I got a pre-declined credit card in the mail. 

Wives are having sex with their husbands because they can't afford batteries. 

I ordered a burger at McDonald's and the kid behind the counter asked "Can you afford fries with that?" 

CEO's are now playing miniature golf. 

Exxon-Mobil laid off 25 Congressmen. 

My ATM gave me an IOU! 

A stripper was killed when her audience showered her with rolls of pennies while she danced. 

I saw a polygamist with only one wife. 

I bought a toaster oven and my free gift with purchase was a bank. 

If the bank returns your check marked "Insufficient Funds," you call them and ask if they meant you or them. 

McDonald's is selling the 1/4 ouncer. 

Angelina Jolie adopted a child from America . 

Parents in Beverly Hills fired their nannies and learned their children's names. 

My cousin had an exorcism but couldn't afford to pay for it, and they repossessed her! 

A truckload of Americans was caught sneaking into Mexico . 

Motel Six won't leave the light on anymore. 

A picture is now only worth 200 words. 

They renamed Wall Street " Wal-Mart Street ." 

The Treasure Island casino in Las Vegas is now managed by Somali pirates. 

Congress says they are looking into this Bernard Madoff scandal. Oh, great! The guy who made $50B disappear is being investigated by the people who made $1.5 trillion disappear! 

And, finally... 

I was so depressed last night thinking about the economy, wars, jobs, my savings, Social Security, retirement funds, etc., I called the Suicide Hotline.
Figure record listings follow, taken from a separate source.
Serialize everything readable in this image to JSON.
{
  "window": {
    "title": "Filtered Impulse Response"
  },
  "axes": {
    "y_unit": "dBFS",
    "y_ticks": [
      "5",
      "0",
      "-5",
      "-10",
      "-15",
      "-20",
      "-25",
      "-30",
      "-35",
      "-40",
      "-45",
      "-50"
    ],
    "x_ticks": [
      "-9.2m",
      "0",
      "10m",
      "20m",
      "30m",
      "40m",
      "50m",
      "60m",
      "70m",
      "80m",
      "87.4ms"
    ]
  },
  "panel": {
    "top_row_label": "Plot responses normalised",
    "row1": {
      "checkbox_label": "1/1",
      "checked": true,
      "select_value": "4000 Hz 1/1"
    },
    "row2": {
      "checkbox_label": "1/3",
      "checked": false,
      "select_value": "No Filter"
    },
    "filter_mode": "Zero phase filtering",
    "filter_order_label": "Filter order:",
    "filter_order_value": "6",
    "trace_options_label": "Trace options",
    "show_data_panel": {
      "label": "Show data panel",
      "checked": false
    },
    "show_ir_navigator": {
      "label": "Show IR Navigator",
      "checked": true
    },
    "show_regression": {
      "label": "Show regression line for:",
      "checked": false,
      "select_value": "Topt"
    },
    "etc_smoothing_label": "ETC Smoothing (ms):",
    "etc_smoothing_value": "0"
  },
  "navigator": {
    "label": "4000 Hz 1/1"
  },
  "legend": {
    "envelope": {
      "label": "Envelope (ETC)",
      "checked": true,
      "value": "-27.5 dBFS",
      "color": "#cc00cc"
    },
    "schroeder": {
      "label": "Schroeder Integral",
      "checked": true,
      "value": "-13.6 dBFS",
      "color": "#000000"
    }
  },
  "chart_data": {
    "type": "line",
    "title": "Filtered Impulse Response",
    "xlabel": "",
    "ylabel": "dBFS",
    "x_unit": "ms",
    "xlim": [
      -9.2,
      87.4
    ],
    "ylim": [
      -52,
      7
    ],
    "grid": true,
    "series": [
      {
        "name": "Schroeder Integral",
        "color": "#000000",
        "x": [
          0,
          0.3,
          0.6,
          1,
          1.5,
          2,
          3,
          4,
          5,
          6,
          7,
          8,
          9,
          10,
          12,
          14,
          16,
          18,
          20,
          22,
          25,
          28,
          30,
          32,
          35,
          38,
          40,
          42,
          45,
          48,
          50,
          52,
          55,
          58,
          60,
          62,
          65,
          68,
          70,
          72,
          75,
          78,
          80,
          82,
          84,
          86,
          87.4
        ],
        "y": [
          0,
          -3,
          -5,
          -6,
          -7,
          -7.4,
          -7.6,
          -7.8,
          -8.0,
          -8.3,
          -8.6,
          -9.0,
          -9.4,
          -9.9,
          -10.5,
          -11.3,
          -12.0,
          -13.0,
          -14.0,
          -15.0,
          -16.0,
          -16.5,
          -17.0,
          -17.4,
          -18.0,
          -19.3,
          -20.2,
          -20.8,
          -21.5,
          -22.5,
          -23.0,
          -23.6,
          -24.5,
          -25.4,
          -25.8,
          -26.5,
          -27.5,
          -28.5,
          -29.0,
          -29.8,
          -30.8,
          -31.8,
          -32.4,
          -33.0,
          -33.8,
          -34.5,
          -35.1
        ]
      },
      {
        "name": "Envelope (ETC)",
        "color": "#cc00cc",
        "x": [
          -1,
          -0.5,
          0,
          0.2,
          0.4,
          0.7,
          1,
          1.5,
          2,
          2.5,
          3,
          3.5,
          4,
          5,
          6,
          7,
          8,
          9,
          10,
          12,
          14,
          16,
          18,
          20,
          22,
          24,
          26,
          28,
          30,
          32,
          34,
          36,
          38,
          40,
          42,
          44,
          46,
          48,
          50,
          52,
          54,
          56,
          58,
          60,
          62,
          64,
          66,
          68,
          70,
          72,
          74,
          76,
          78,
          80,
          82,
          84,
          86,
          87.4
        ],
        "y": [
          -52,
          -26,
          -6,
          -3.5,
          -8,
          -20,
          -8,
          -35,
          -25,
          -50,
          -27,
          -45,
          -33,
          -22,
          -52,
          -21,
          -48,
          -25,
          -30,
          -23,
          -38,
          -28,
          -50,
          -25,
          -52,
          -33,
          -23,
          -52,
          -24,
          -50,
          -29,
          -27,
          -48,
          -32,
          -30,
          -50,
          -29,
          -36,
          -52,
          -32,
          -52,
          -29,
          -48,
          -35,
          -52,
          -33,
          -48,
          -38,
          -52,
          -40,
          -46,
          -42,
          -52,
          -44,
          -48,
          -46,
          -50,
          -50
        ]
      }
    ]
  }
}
I got a call center in Pakistan; and when I told them I was suicidal, they got all excited and asked if I could drive a truck.


----------



## Roxy_Nie (Oct 10, 2008)

HAHAHAHAHA


----------



## Lex's Guardian (Aug 8, 2009)

LMAO - *shakes head* 

PS - Roxy your user pic cracks me up lol


----------



## wild_deuce03 (Aug 14, 2010)

LMAO!!! I'm gonna steal this for FB!


----------



## jayandlacy (Sep 21, 2009)

LMFAO that was funny, well most of it was funny, the last part was the best.


----------



## duckyp0o77 (Dec 5, 2008)

i was really LOL'n @ the last one


----------



## MY MIKADO (Apr 7, 2006)

Thanks for the laugh William.


----------



## aprilortego (Aug 23, 2010)

bwhahaha that is funny, I really needed the laugh


----------



## SapphirePB (Jul 31, 2010)

:hammer: liked the last two the best


----------



## william williamson (Feb 26, 2006)

glad folks like them.
I have to balance my feelings about stuff.
I have strong feelings about some things,and little jokes keep me centered.


----------



## Carriana (May 13, 2008)

Good stuff! Wasn't that a top ten list on Letterman?


----------